In Portland, the city’s Department of Planning and Sustainability partners with a volunteer-run group, Repair PDX, to bring skilled fix-it coaches to one of its long-running sustainability events.
Now in its 35th year, the Portland Fix-It Fair offers free workshops on everything from winterizing homes to urban gardening. But since Repair PDX began hosting repair cafés at the fair several years ago, the event has proven to be one of the fair’s most popular offerings. Over the years, fixers have brought everything from weed wackers to elliptical machines to inflatable holiday lawn ornaments back to life, said Wing Grabowski, the department’s sustainable communities program coordinator.

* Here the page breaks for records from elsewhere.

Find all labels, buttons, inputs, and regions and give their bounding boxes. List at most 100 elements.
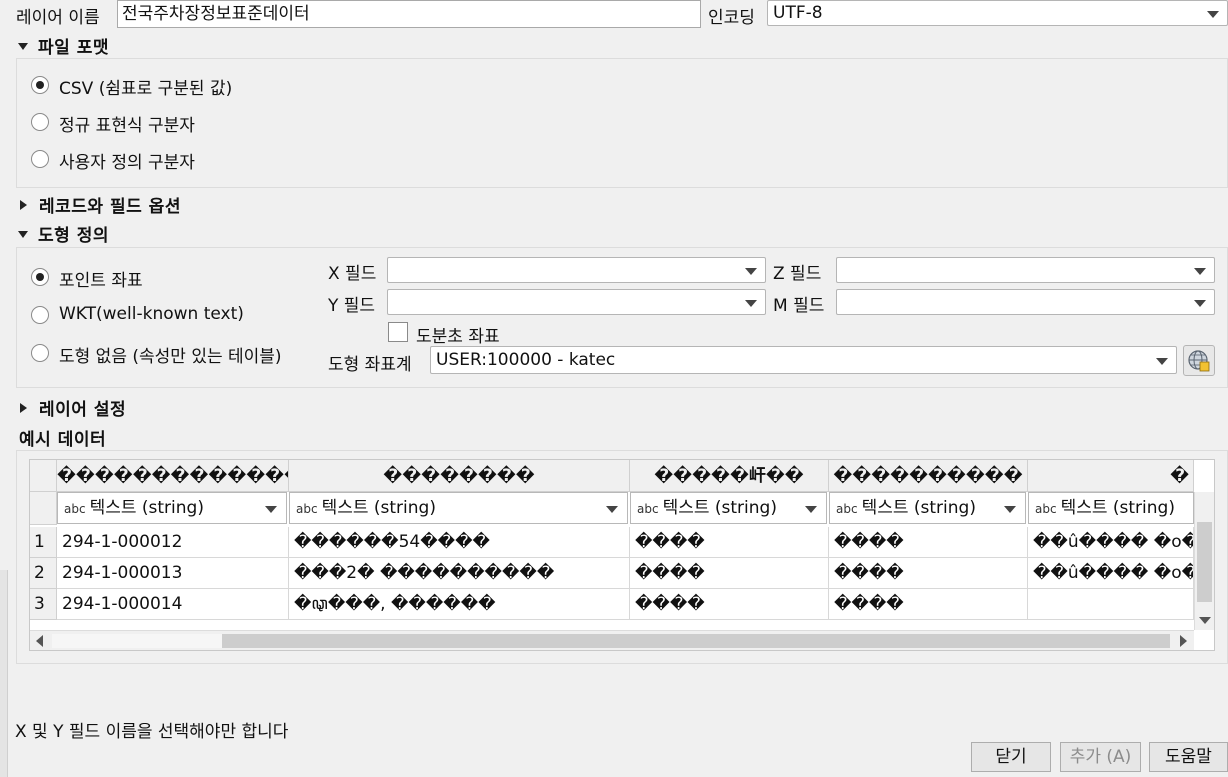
layer-settings-header[interactable]: 레이어 설정 [20,395,126,420]
triangle-right-icon [20,403,27,413]
m-field-select[interactable] [836,289,1215,315]
type-prefix: abc [64,502,86,516]
triangle-down-icon [18,230,28,238]
encoding-value: UTF-8 [773,3,823,23]
dms-checkbox[interactable] [388,322,408,342]
file-format-header[interactable]: 파일 포맷 [18,33,109,58]
horizontal-scrollbar[interactable] [30,630,1194,650]
field-type-select[interactable]: abc 텍스트 (string) [630,492,827,524]
z-field-select[interactable] [836,257,1215,283]
table-cell: ��û���� �o� [1028,527,1194,558]
table-cell: ��û���� �o� [1028,558,1194,589]
table-cell: ���� [829,558,1028,589]
triangle-down-icon [18,42,28,50]
sample-data-table[interactable]: �������������8 �������� �����屽�� �������… [29,459,1215,651]
custom-delimiter-label[interactable]: 사용자 정의 구분자 [59,148,195,173]
type-row-header [30,492,57,525]
wkt-radio[interactable] [31,306,49,324]
row-number: 3 [30,589,57,620]
globe-crs-icon [1188,350,1210,372]
type-label: 텍스트 (string) [662,498,777,518]
type-prefix: abc [836,502,858,516]
dms-label[interactable]: 도분초 좌표 [416,322,500,347]
type-prefix: abc [637,502,659,516]
field-type-select[interactable]: abc 텍스트 (string) [57,492,287,524]
column-header[interactable]: � [1028,460,1194,492]
chevron-down-icon [606,506,618,513]
vertical-scroll-thumb[interactable] [1197,522,1212,602]
row-number: 2 [30,558,57,589]
crs-select[interactable]: USER:100000 - katec [430,346,1177,374]
table-cell: ������54���� [289,527,630,558]
no-geometry-radio[interactable] [31,344,49,362]
crs-selector-button[interactable] [1183,345,1215,376]
regex-label[interactable]: 정규 표현식 구분자 [59,111,195,136]
csv-label[interactable]: CSV (쉼표로 구분된 값) [59,74,232,99]
layer-name-label: 레이어 이름 [16,8,100,28]
left-edge [0,570,8,777]
y-field-select[interactable] [387,289,766,315]
m-field-label: M 필드 [773,296,825,316]
chevron-down-icon [1004,506,1016,513]
add-button[interactable]: 추가 (A) [1060,742,1141,772]
field-type-select[interactable]: abc 텍스트 (string) [289,492,628,524]
status-message: X 및 Y 필드 이름을 선택해야만 합니다 [15,722,289,742]
type-label: 텍스트 (string) [321,498,436,518]
horizontal-scroll-track [52,634,222,648]
layer-settings-title: 레이어 설정 [39,400,127,420]
table-cell: ���2� ���������� [289,558,630,589]
layer-name-input[interactable]: 전국주차장정보표준데이터 [117,0,701,28]
records-fields-title: 레코드와 필드 옵션 [39,197,181,217]
table-cell: ���� [630,589,829,620]
column-header[interactable]: �������������8 [57,460,289,492]
type-label: 텍스트 (string) [861,498,976,518]
csv-radio[interactable] [31,76,49,94]
chevron-down-icon [1156,358,1168,365]
scroll-down-icon[interactable] [1199,617,1211,624]
x-field-label: X 필드 [328,264,377,284]
table-cell: ���� [630,527,829,558]
type-label: 텍스트 (string) [1060,498,1175,518]
close-button[interactable]: 닫기 [971,742,1051,772]
file-format-title: 파일 포맷 [38,38,109,58]
help-button[interactable]: 도움말 [1149,742,1228,772]
crs-label: 도형 좌표계 [328,355,412,375]
type-prefix: abc [1035,502,1057,516]
chevron-down-icon [1194,268,1206,275]
chevron-down-icon [745,300,757,307]
records-fields-header[interactable]: 레코드와 필드 옵션 [20,192,181,217]
encoding-label: 인코딩 [708,8,755,28]
column-header[interactable]: �������� [289,460,630,492]
x-field-select[interactable] [387,257,766,283]
row-number: 1 [30,527,57,558]
geometry-title: 도형 정의 [38,226,109,246]
field-type-select[interactable]: abc 텍스트 (string) [1028,492,1194,524]
table-cell: ���� [630,558,829,589]
column-header[interactable]: ���������� [829,460,1028,492]
table-cell: 294-1-000012 [57,527,289,558]
encoding-select[interactable]: UTF-8 [767,0,1228,26]
z-field-label: Z 필드 [773,264,822,284]
triangle-right-icon [20,200,27,210]
wkt-label[interactable]: WKT(well-known text) [59,304,244,324]
chevron-down-icon [745,268,757,275]
no-geometry-label[interactable]: 도형 없음 (속성만 있는 테이블) [59,342,282,367]
point-coords-radio[interactable] [31,268,49,286]
chevron-down-icon [805,506,817,513]
geometry-header[interactable]: 도형 정의 [18,221,109,246]
regex-radio[interactable] [31,113,49,131]
type-prefix: abc [296,502,318,516]
column-header[interactable]: �����屽�� [630,460,829,492]
horizontal-scroll-thumb[interactable] [222,634,1170,648]
scroll-left-icon[interactable] [36,635,43,647]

“It’s community members that come in with these skills and repair. We as community members have resources, it doesn’t have to be top down from the government,” Grabowski said.
Portland’s fix-it fairs are held three times a year and cost about $15,000 to host each event, excluding staff time, Grabowski said. In the last year, 1,725 people attended the fairs. The fairs, which began as an initiative to help low-income families weatherize their homes, continue to be targeted to median- to low-income residents.
For cities interested in starting fix-it clinics, Grabowski suggests leveraging community connections to find grassroots efforts that might already be underway. Then, work to elevate them.
“While the repair cafes got started independent of the fix-it fair, the partnership has been great,” he said. “That is community driven. As a government employee, look for that and look for how you can uplift that effort.”
Andrea Noble is a staff correspondent with Route Fifty.